The 4th U.S. Circuit Court of Appeals on Monday morning denied the administration's request for a stay of a judge's order demanding that Kilmar Abrego Garcia — a legal resident protected from deportation by a 2019 court order who has lived in the United States since 2011 — be returned to the country by 11:59 p.m. Monday.

The Supreme Court then issued an administrative stay Monday afternoon, with a request that Abrego Garcia’s team file a response by 5 p.m. Tuesday.

Abrego Garcia was deported March 15 in what the Trump administration described as an “administrative error.

U.S. District Judge Paula Xinis of Maryland issued the return order Friday, calling Abrego Garcia's deportation unlawful.

Attorney General Pam Bondi welcomed the Supreme Court's decision and vowed to continue to "protect the executive branch from judicial overreach."

Minutes after the Supreme Court ruling, Abrego Garcia’s attorney filed a response.

"The United States has never claimed that it is powerless to correct its error and before today, it did not contend that doing so would cause it any harm," the filing states. "That is because the only one harmed by the current state of affairs is Abrego Garcia."

Abrego Garcia’s attorney, Simon Sandoval-Moshenberg, stressed to NBC News that the Supreme Court's action was a temporary stay.

"It doesn’t say how many days or even hours it’s going to last," Sandoval-Moshenberg said. "But we have every confidence that the Supreme Court is going to resolve this matter as fast as possible."

He added that it has been a "yo-yo" weekend for Abrego Garcia’s family.

In a statement earlier Monday through the immigration advocacy group CASA, Abrego Garcia’s wife, Jennifer Vasquez Sura, said the 4th Circuit court ruling "gives me hope and even more encouragement to keep fighting."

"My children, family, and I will continue praying and seeking justice," she said.

Kilmar Abrego Garcia. CASA via AP

On Saturday, the Justice Department asked the 4th Circuit Court of Appeals to stay the order and asked Xinis to stay her own ruling as appeals are underway. She denied that request Sunday.

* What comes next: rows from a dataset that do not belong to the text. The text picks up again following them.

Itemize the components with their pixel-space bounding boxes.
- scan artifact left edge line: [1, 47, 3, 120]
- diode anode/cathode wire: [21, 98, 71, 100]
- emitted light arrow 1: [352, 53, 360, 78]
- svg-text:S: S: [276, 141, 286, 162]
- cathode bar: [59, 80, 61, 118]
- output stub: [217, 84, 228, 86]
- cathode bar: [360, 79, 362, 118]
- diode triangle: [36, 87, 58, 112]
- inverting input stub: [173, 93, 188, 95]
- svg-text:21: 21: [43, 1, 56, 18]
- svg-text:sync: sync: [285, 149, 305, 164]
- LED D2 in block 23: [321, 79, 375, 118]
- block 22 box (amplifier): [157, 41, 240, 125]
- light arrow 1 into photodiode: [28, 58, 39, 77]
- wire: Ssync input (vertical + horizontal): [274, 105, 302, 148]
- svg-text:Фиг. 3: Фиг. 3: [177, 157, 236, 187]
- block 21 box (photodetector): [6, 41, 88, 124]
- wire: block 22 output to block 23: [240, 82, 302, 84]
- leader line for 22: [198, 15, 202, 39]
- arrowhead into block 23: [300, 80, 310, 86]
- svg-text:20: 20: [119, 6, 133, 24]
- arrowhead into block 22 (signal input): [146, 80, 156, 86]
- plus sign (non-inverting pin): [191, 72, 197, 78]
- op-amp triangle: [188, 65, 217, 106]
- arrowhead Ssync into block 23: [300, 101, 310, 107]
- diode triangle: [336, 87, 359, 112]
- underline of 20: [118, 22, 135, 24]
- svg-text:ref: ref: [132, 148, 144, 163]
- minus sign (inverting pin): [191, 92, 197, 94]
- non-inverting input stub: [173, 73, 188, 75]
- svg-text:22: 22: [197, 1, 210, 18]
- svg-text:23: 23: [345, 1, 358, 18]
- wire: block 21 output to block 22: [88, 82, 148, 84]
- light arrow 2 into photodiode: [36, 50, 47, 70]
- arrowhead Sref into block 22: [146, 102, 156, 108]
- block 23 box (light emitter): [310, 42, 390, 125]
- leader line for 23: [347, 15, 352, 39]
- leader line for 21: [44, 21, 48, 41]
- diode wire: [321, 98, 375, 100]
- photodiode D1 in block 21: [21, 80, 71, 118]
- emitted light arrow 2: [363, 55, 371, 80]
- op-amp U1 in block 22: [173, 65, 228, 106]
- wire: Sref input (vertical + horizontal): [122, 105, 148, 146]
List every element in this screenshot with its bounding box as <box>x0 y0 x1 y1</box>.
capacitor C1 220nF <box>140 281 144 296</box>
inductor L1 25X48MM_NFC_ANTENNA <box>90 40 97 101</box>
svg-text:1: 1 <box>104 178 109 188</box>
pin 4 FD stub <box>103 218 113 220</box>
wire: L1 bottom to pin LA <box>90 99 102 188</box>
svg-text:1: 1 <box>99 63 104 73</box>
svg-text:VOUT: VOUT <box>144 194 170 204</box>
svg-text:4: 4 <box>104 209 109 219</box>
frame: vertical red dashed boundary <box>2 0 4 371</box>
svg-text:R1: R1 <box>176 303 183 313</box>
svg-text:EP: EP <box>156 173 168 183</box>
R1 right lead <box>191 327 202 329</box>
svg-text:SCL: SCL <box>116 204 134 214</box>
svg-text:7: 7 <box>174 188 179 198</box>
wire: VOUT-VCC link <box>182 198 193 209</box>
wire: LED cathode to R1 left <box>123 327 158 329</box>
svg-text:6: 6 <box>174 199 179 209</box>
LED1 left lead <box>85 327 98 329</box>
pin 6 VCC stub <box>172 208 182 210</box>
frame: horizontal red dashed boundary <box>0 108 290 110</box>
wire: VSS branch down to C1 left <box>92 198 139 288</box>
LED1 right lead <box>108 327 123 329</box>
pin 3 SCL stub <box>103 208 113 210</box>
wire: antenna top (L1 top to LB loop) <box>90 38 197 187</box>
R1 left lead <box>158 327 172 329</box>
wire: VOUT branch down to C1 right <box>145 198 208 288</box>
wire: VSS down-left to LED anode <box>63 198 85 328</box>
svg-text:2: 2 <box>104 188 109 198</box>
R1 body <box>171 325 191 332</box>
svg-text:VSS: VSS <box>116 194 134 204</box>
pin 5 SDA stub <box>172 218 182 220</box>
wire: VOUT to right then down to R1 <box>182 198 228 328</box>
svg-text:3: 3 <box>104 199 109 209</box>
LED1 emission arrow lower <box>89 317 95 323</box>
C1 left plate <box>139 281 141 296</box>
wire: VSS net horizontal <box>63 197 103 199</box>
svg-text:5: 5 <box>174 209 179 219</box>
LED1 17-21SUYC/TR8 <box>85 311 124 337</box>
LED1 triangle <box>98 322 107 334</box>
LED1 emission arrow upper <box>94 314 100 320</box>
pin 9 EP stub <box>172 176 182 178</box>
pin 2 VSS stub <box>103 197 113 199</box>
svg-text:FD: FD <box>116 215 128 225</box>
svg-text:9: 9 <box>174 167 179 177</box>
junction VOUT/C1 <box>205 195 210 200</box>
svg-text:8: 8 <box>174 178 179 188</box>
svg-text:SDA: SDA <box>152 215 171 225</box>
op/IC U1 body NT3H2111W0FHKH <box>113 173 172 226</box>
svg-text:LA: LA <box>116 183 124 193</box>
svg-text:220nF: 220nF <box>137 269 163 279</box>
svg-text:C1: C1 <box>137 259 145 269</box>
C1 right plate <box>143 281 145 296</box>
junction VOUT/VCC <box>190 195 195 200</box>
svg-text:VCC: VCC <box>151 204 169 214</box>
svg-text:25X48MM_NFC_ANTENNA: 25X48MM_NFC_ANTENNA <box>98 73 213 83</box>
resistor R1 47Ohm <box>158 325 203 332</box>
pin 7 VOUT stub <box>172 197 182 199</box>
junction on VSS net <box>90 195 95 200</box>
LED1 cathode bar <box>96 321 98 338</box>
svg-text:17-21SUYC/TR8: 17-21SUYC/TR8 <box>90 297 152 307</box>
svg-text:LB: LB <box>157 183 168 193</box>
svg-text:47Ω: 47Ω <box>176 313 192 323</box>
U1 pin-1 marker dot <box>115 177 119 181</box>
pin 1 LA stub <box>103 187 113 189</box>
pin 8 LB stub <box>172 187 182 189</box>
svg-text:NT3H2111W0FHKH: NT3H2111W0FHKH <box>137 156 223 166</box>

In its filing to the Supreme Court, the Trump administration said, "This order — and its demand to accomplish sensitive foreign negotiations post-haste and effectuate Abrego Garcia’s return tonight — is unprecedented and indefensible." 

Before the higher court decision, Sandoval-Moshenberg said that if his client isn’t back in the United States by midnight, they plan to ask Xinis to use the "full power of the court" to enforce her order.

Jennifer Vasquez Sura, Kilmar Abrego Garcia's wife, speaks Friday in Hyattsville, Md.Jose Luis Magana / AP

The Trump administration argued that the midnight Monday deadline was "arbitrary" and "impossible." 

"The United States’ negotiations with a foreign sovereign should not be put on a judicially mandated clock, least of all when matters of foreign terrorism and national security are at stake," the filing claimed. "It is the latest in a litany of injunctions or temporary restraining orders from the same handful of district courts that demand immediate or near-immediate compliance, on absurdly short deadlines."

John Sauer, who was confirmed as U.S. solicitor general last week, wrote: "The district court has no jurisdiction over the Government of El Salvador and thus no authority to order Abrego Garcia’s return to the United States."

Guards lead a man Jennifer Vasquez Sura identified as her husband, Kilmar Abrego Garcia, through the Terrorism Confinement Center in Tecoluca, El Salvador. U.S. District Court for the District of Maryland via AP

A White House spokesman later Monday afternoon called the lower court ruling ordering that Abrego Garcia be returned to the United States an "erroneous ruling."

"The Supreme Court must continue to rein in the lower courts to ensure the Rule of Law prevails," White House spokesman Harrison Fields said in a written statement.

The Trump administration has claimed that Abrego Garcia is an MS-13 gang member, but his attorney disputed those claims. Sandoval-Moshenberg said Abrego Garcia came to the United States in 2011 to flee gun violence, and gang members threatened to kill him in an attempt to extort his parents. The attorney also noted Abrego Garcia does not have a criminal record in the United States or El Salvador.

Xinis rejected that stay effort on Sunday, writing the government’s detention of Abrego Garcia was "wholly lawless."

"Defendants seized Abrego Garcia without any lawful authority; held him in three separate domestic detention centers without legal basis; failed to present him to any immigration judge or officer; and forcibly transported him to El Salvador in direct contravention of the INA," Xinis wrote in her order. "Once there, U.S. officials secured his detention in a facility that, by design, deprives its detainees of adequate food, water, and shelter, fosters routine violence; and places him with his persecutors."